Proper Group Holdings LLC's announcement it would close its Proper Tooling tooling and molding plant in Warren, Mich., is just the latest of businesses hit by financial pressures and industry demands.
Tooling suppliers "spend most of their time chasing money," said Laurie Harbour, president and CEO of Harbour Results Inc.
Proper will end 130 jobs when the Warren plant closes.
In August, New Hampshire-based Resonetics LLC moved to end operations at Tru Tech Systems Inc. in Mount Clemens. That same month, Romeo, Mich.-based Cammand Machining LLC filed for Chapter 11 bankruptcy.
Proper Tooling will close its manufacturing plant by March 31, Crain's Detroit Business first reported, after a series of employee terminations — unless it can find an investor or buyer to rescue it, Robert Hamood, president of Proper Tooling, a division of Proper Group, said.
"It's pretty sad because Proper is known in the industry as one of the most capable, high technology builders of complex tooling," said Hamood, who has worked at the company 30 years.

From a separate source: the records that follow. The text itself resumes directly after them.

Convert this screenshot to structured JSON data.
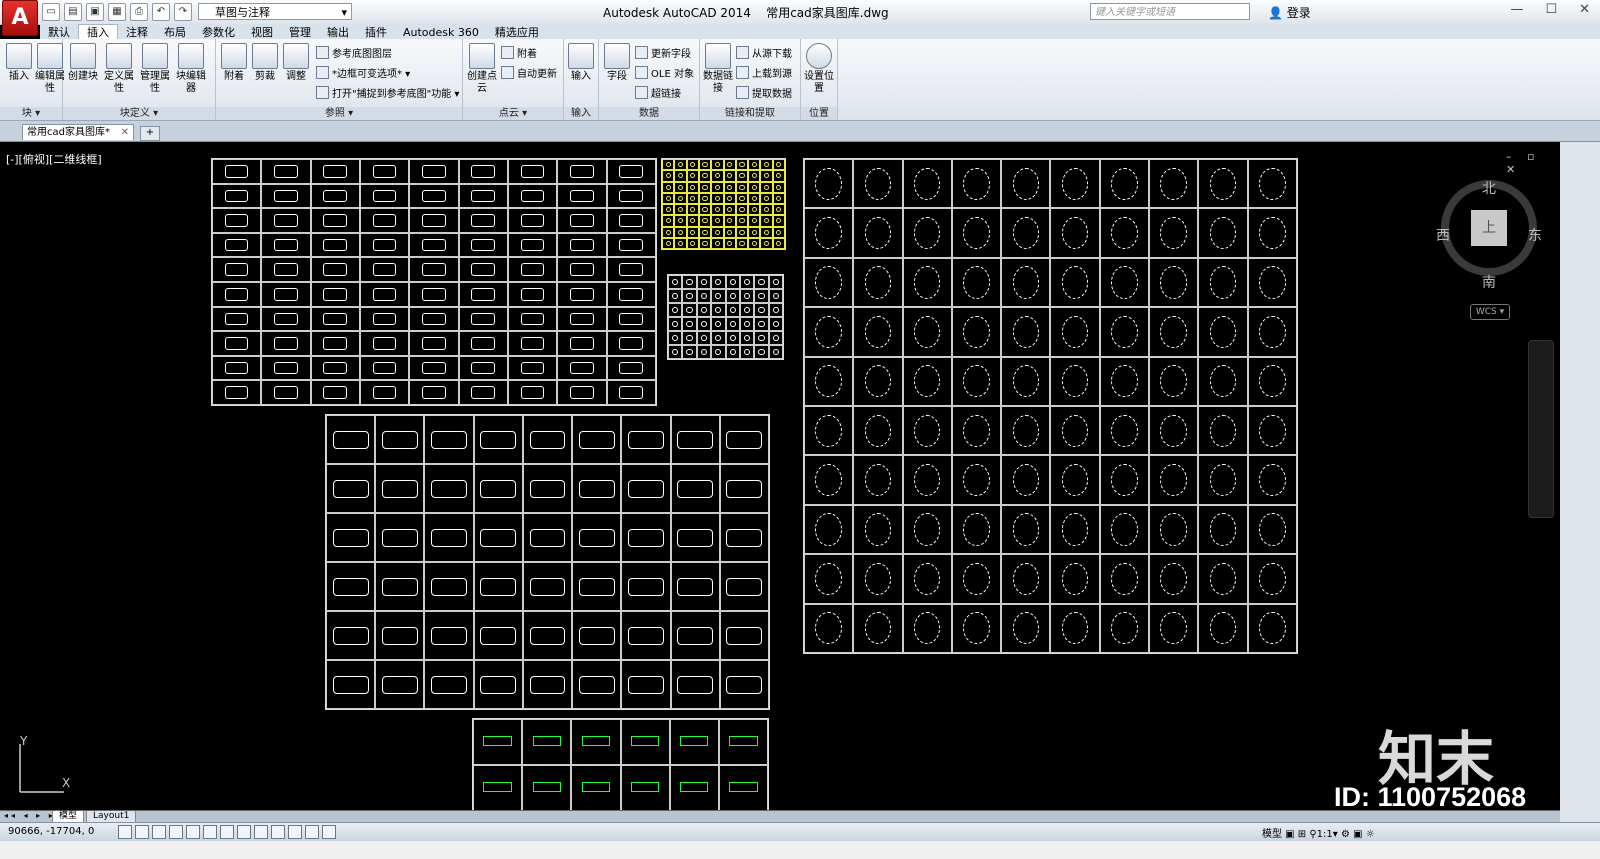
{
  "app": {
    "title": "Autodesk AutoCAD 2014",
    "file": "常用cad家具图库.dwg",
    "logo": "A",
    "workspace": "草图与注释",
    "search_placeholder": "键入关键字或短语",
    "login": "登录",
    "window_buttons": [
      "—",
      "☐",
      "✕"
    ]
  },
  "menu": [
    "默认",
    "插入",
    "注释",
    "布局",
    "参数化",
    "视图",
    "管理",
    "输出",
    "插件",
    "Autodesk 360",
    "精选应用"
  ],
  "menu_active": "插入",
  "ribbon": {
    "panels": [
      {
        "title": "块 ▾",
        "buttons": [
          "插入",
          "编辑属性"
        ]
      },
      {
        "title": "块定义 ▾",
        "buttons": [
          "创建块",
          "定义属性",
          "管理属性",
          "块编辑器"
        ]
      },
      {
        "title": "参照 ▾",
        "buttons": [
          "附着",
          "剪裁",
          "调整"
        ],
        "small": [
          "参考底图图层",
          "*边框可变选项* ▾",
          "打开\"捕捉到参考底图\"功能 ▾"
        ]
      },
      {
        "title": "点云 ▾",
        "buttons": [
          "创建点云"
        ],
        "small": [
          "附着",
          "自动更新"
        ]
      },
      {
        "title": "输入",
        "buttons": [
          "输入"
        ]
      },
      {
        "title": "数据",
        "buttons": [
          "字段"
        ],
        "small": [
          "更新字段",
          "OLE 对象",
          "超链接"
        ]
      },
      {
        "title": "链接和提取",
        "buttons": [
          "数据链接"
        ],
        "small": [
          "从源下载",
          "上载到源",
          "提取数据"
        ]
      },
      {
        "title": "位置",
        "buttons": [
          "设置位置"
        ]
      }
    ]
  },
  "doc_tab": {
    "label": "常用cad家具图库*",
    "close": "✕"
  },
  "viewport": {
    "label": "[-][俯视][二维线框]",
    "compass": {
      "north": "北",
      "south": "南",
      "east": "东",
      "west": "西",
      "face": "上",
      "wcs": "WCS ▾"
    },
    "controls": "– ▫ ✕",
    "ucs_x": "X",
    "ucs_y": "Y"
  },
  "watermark": {
    "brand": "知末",
    "id": "ID: 1100752068"
  },
  "layout_tabs": {
    "nav": "◂◂ ◂ ▸ ▸▸",
    "tabs": [
      "模型",
      "Layout1"
    ]
  },
  "status": {
    "coords": "90666, -17704, 0",
    "right": "模型 ▣ ⊞ ⚲1:1▾ ⚙ ▣ ☼"
  }
}
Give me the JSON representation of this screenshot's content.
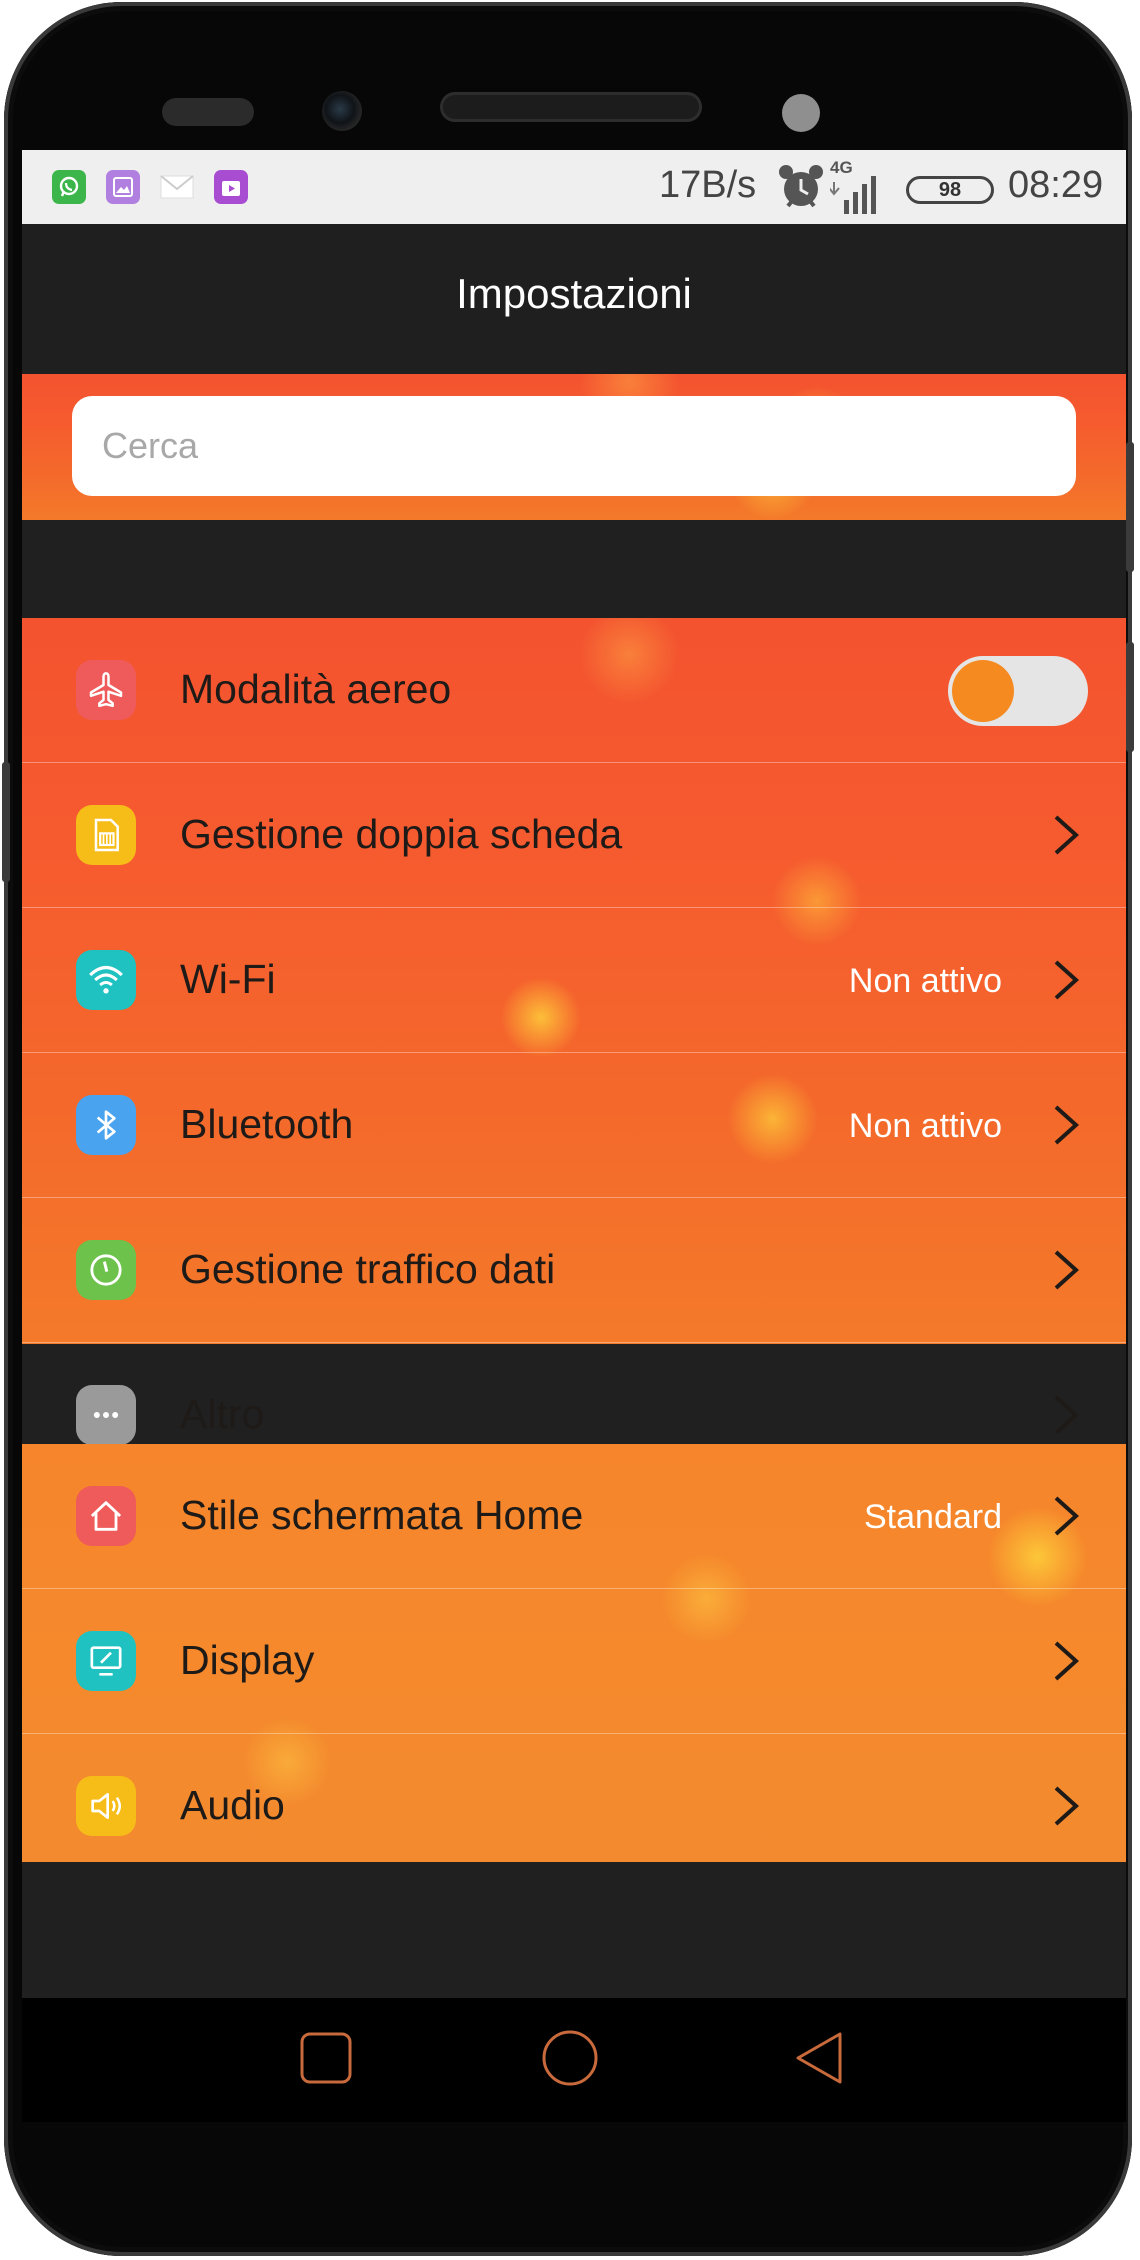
{
  "status_bar": {
    "notification_icons": [
      "whatsapp-icon",
      "gallery-icon",
      "mail-icon",
      "store-icon"
    ],
    "net_speed": "17B/s",
    "network_type": "4G",
    "battery": "98",
    "time": "08:29"
  },
  "header": {
    "title": "Impostazioni"
  },
  "search": {
    "placeholder": "Cerca"
  },
  "groups": [
    {
      "items": [
        {
          "label": "Modalità aereo",
          "icon": "airplane-icon",
          "icon_color": "#ef5a5a",
          "control": "toggle",
          "toggle_on": false
        },
        {
          "label": "Gestione doppia scheda",
          "icon": "sim-card-icon",
          "icon_color": "#f6bc18",
          "control": "chevron"
        },
        {
          "label": "Wi-Fi",
          "value": "Non attivo",
          "icon": "wifi-icon",
          "icon_color": "#1fc2c0",
          "control": "chevron"
        },
        {
          "label": "Bluetooth",
          "value": "Non attivo",
          "icon": "bluetooth-icon",
          "icon_color": "#4aa3ef",
          "control": "chevron"
        },
        {
          "label": "Gestione traffico dati",
          "icon": "data-usage-icon",
          "icon_color": "#6cc24a",
          "control": "chevron"
        },
        {
          "label": "Altro",
          "icon": "more-icon",
          "icon_color": "#9a9a9a",
          "control": "chevron"
        }
      ]
    },
    {
      "items": [
        {
          "label": "Stile schermata Home",
          "value": "Standard",
          "icon": "home-icon",
          "icon_color": "#ef5a5a",
          "control": "chevron"
        },
        {
          "label": "Display",
          "icon": "display-icon",
          "icon_color": "#1fc2c0",
          "control": "chevron"
        },
        {
          "label": "Audio",
          "icon": "speaker-icon",
          "icon_color": "#f6bc18",
          "control": "chevron"
        }
      ]
    }
  ],
  "nav_bar": {
    "buttons": [
      "recents-button",
      "home-button",
      "back-button"
    ],
    "accent": "#c86a3c"
  }
}
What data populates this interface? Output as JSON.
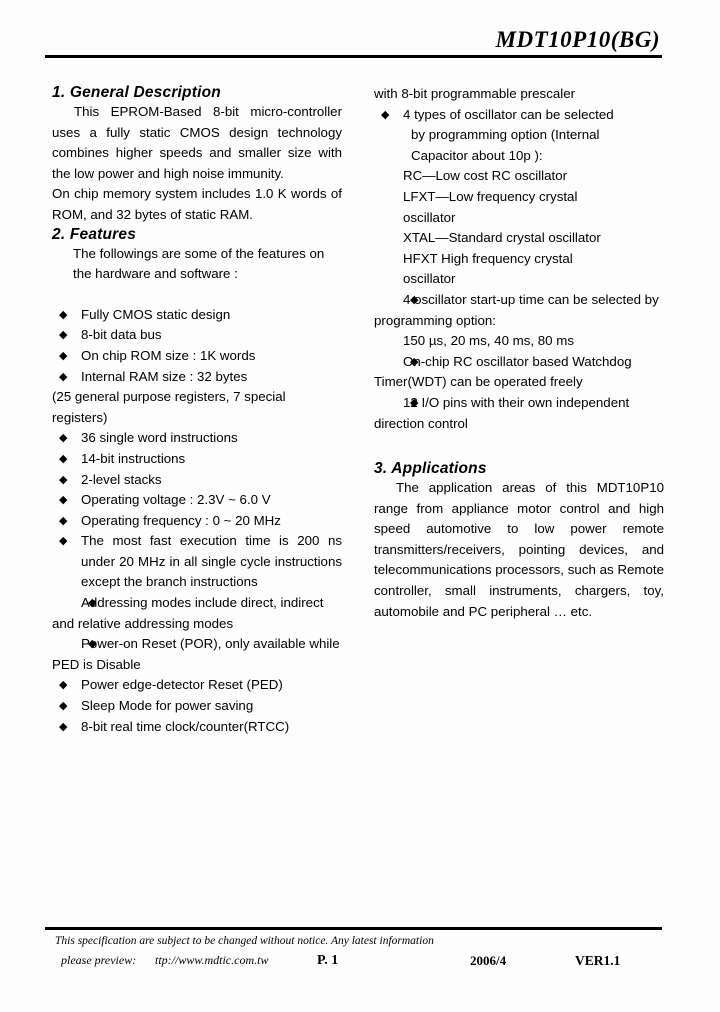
{
  "header": {
    "title": "MDT10P10(BG)"
  },
  "icons": {
    "bullet": "◆"
  },
  "left_column": {
    "section1": {
      "heading": "1. General Description",
      "paragraph1": "This EPROM-Based 8-bit micro-controller uses a fully static CMOS design technology combines higher speeds and smaller size with the low power and high noise immunity.",
      "paragraph2": "On chip memory system includes 1.0 K words of ROM, and 32 bytes of static RAM."
    },
    "section2": {
      "heading": "2. Features",
      "intro": "The followings are some of the features on the hardware and software :",
      "items": [
        "Fully CMOS static design",
        "8-bit data bus",
        "On chip ROM size : 1K words",
        "Internal RAM size : 32 bytes"
      ],
      "registers_note": "(25 general purpose registers, 7 special registers)",
      "items2": [
        "36 single word instructions",
        "14-bit instructions",
        "2-level stacks",
        "Operating voltage : 2.3V ~ 6.0 V",
        "Operating frequency : 0 ~ 20 MHz"
      ],
      "exec_time_item": "The most fast execution time is 200 ns under 20 MHz in all single cycle instructions except the branch instructions",
      "addressing_item": "Addressing modes include direct, indirect and relative addressing modes",
      "por_item": "Power-on Reset (POR), only available while PED is Disable",
      "items3": [
        "Power edge-detector Reset (PED)",
        "Sleep Mode for power saving",
        "8-bit real time clock/counter(RTCC)"
      ]
    }
  },
  "right_column": {
    "prescaler_cont": "with 8-bit programmable prescaler",
    "oscillator_item": {
      "line1": "4 types of oscillator can be selected",
      "line2": "by programming option (Internal",
      "line3": "Capacitor about   10p ):",
      "types": [
        "RC—Low cost RC oscillator",
        "LFXT—Low frequency crystal",
        "oscillator",
        "XTAL—Standard crystal oscillator",
        "HFXT   High frequency crystal",
        "oscillator"
      ]
    },
    "startup_item": "4 oscillator start-up time can be selected by programming option:",
    "startup_values": "150 µs, 20 ms, 40 ms, 80 ms",
    "wdt_item": "On-chip RC oscillator based Watchdog Timer(WDT) can be operated freely",
    "io_item": "12 I/O pins with their own independent direction control",
    "section3": {
      "heading": "3. Applications",
      "paragraph": "The application areas of this MDT10P10 range from appliance motor control and high speed automotive to low power remote transmitters/receivers, pointing devices, and telecommunications processors, such as Remote controller, small instruments, chargers, toy, automobile and PC peripheral … etc."
    }
  },
  "footer": {
    "disclaimer": "This specification are subject to be changed without notice. Any latest information",
    "preview_label": "please preview:",
    "url": "ttp://www.mdtic.com.tw",
    "page": "P. 1",
    "date": "2006/4",
    "version": "VER1.1"
  }
}
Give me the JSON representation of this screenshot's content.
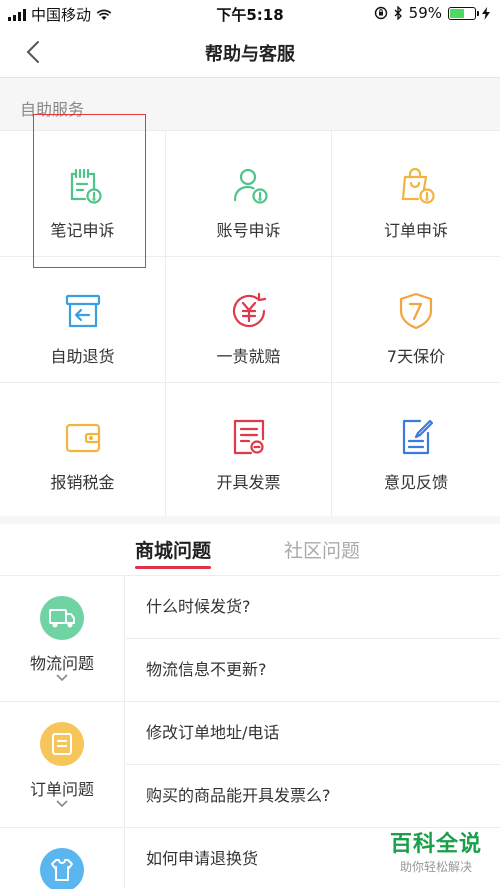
{
  "status_bar": {
    "carrier": "中国移动",
    "time": "下午5:18",
    "battery": "59%"
  },
  "nav": {
    "title": "帮助与客服"
  },
  "section": {
    "title": "自助服务"
  },
  "services": [
    {
      "label": "笔记申诉",
      "icon": "note-appeal-icon",
      "color": "#4fc38a"
    },
    {
      "label": "账号申诉",
      "icon": "account-appeal-icon",
      "color": "#4fc38a"
    },
    {
      "label": "订单申诉",
      "icon": "order-appeal-icon",
      "color": "#f2b43e"
    },
    {
      "label": "自助退货",
      "icon": "return-box-icon",
      "color": "#3a9fe0"
    },
    {
      "label": "一贵就赔",
      "icon": "compensation-icon",
      "color": "#e0394b"
    },
    {
      "label": "7天保价",
      "icon": "price-protect-icon",
      "color": "#f2a53e"
    },
    {
      "label": "报销税金",
      "icon": "wallet-icon",
      "color": "#f2b43e"
    },
    {
      "label": "开具发票",
      "icon": "invoice-icon",
      "color": "#e0394b"
    },
    {
      "label": "意见反馈",
      "icon": "feedback-icon",
      "color": "#3a7be0"
    }
  ],
  "tabs": {
    "mall": "商城问题",
    "community": "社区问题"
  },
  "faq": {
    "logistics": {
      "name": "物流问题",
      "color": "#6fd3a3"
    },
    "order": {
      "name": "订单问题",
      "color": "#f6c65a"
    },
    "after": {
      "color": "#5bb6f0"
    },
    "questions": [
      "什么时候发货?",
      "物流信息不更新?",
      "修改订单地址/电话",
      "购买的商品能开具发票么?",
      "如何申请退换货"
    ]
  },
  "watermark": {
    "title": "百科全说",
    "subtitle": "助你轻松解决"
  }
}
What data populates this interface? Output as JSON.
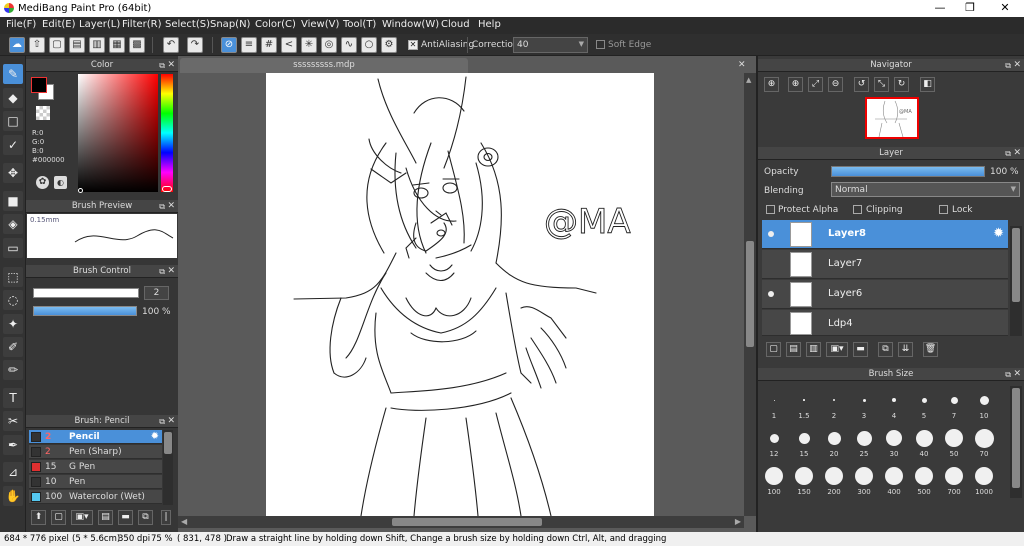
{
  "window": {
    "title": "MediBang Paint Pro (64bit)",
    "minimize": "—",
    "restore": "❐",
    "close": "✕"
  },
  "menu": [
    "File(F)",
    "Edit(E)",
    "Layer(L)",
    "Filter(R)",
    "Select(S)",
    "Snap(N)",
    "Color(C)",
    "View(V)",
    "Tool(T)",
    "Window(W)",
    "Cloud",
    "Help"
  ],
  "toolbar": {
    "antialiasing_label": "AntiAliasing",
    "correction_label": "Correction",
    "correction_value": "40",
    "soft_edge_label": "Soft Edge"
  },
  "color_panel": {
    "title": "Color",
    "r": "R:0",
    "g": "G:0",
    "b": "B:0",
    "hex": "#000000"
  },
  "brush_preview": {
    "title": "Brush Preview",
    "size": "0.15mm"
  },
  "brush_control": {
    "title": "Brush Control",
    "size_value": "2",
    "opacity_value": "100 %"
  },
  "brush_list": {
    "title": "Brush: Pencil",
    "items": [
      {
        "size": "2",
        "name": "Pencil",
        "color": "#333333",
        "selected": true
      },
      {
        "size": "2",
        "name": "Pen (Sharp)",
        "color": "#333333"
      },
      {
        "size": "15",
        "name": "G Pen",
        "color": "#e03030"
      },
      {
        "size": "10",
        "name": "Pen",
        "color": "#333333"
      },
      {
        "size": "100",
        "name": "Watercolor (Wet)",
        "color": "#55c8f0"
      }
    ]
  },
  "document": {
    "tab": "sssssssss.mdp",
    "watermark": "@MA"
  },
  "navigator": {
    "title": "Navigator"
  },
  "layer_panel": {
    "title": "Layer",
    "opacity_label": "Opacity",
    "opacity_value": "100 %",
    "opacity_fraction": 1.0,
    "blending_label": "Blending",
    "blending_value": "Normal",
    "protect_alpha": "Protect Alpha",
    "clipping": "Clipping",
    "lock": "Lock",
    "layers": [
      {
        "name": "Layer8",
        "selected": true,
        "visible": true
      },
      {
        "name": "Layer7",
        "visible": false
      },
      {
        "name": "Layer6",
        "visible": true
      },
      {
        "name": "Ldp4",
        "visible": false
      }
    ]
  },
  "brush_size": {
    "title": "Brush Size",
    "sizes": [
      "1",
      "1.5",
      "2",
      "3",
      "4",
      "5",
      "7",
      "10",
      "12",
      "15",
      "20",
      "25",
      "30",
      "40",
      "50",
      "70",
      "100",
      "150",
      "200",
      "300",
      "400",
      "500",
      "700",
      "1000"
    ]
  },
  "status": {
    "pixels": "684 * 776 pixel",
    "physical": "(5 * 5.6cm)",
    "dpi": "350 dpi",
    "zoom": "75 %",
    "coords": "( 831, 478 )",
    "hint": "Draw a straight line by holding down Shift, Change a brush size by holding down Ctrl, Alt, and dragging"
  },
  "colors": {
    "accent": "#4a90d9",
    "panel": "#363636",
    "header": "#454545"
  }
}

The layoffs will be permanent and are the result of "financial difficulties which were not reasonably foreseeable," according to a Nov. 21 WARN notice filed to the state.
Hamood said the tooling company's collapse was the result of last-minute changes to a deal between Florida-based private equity firm New Water Capital and Proper Group, which also has plants in Tennessee, South Carolina and Ontario. The PE firm initially agreed to buy more of the business than it ultimately ended up taking.
New Water's portfolio includes automotive lighting suppliers Myotek and Sealink International, which together form Luxit Group. Luxit purchased Proper Group's manufacturing site in Pulaski, Tenn., in December.
"They, at the end of the agreement, sort of reneged and wanted to purchase only one small part of the offer they had made," Hamood said. "So that left us in a position to scramble to sell other pieces of the company and really a situation where we're left with too much debt on the remaining company."
Liquidity problems due to supply chain pressures and inflation, coupled with a lack of bank support, left the company no choice but to brace for a mass layoff, Hamood said.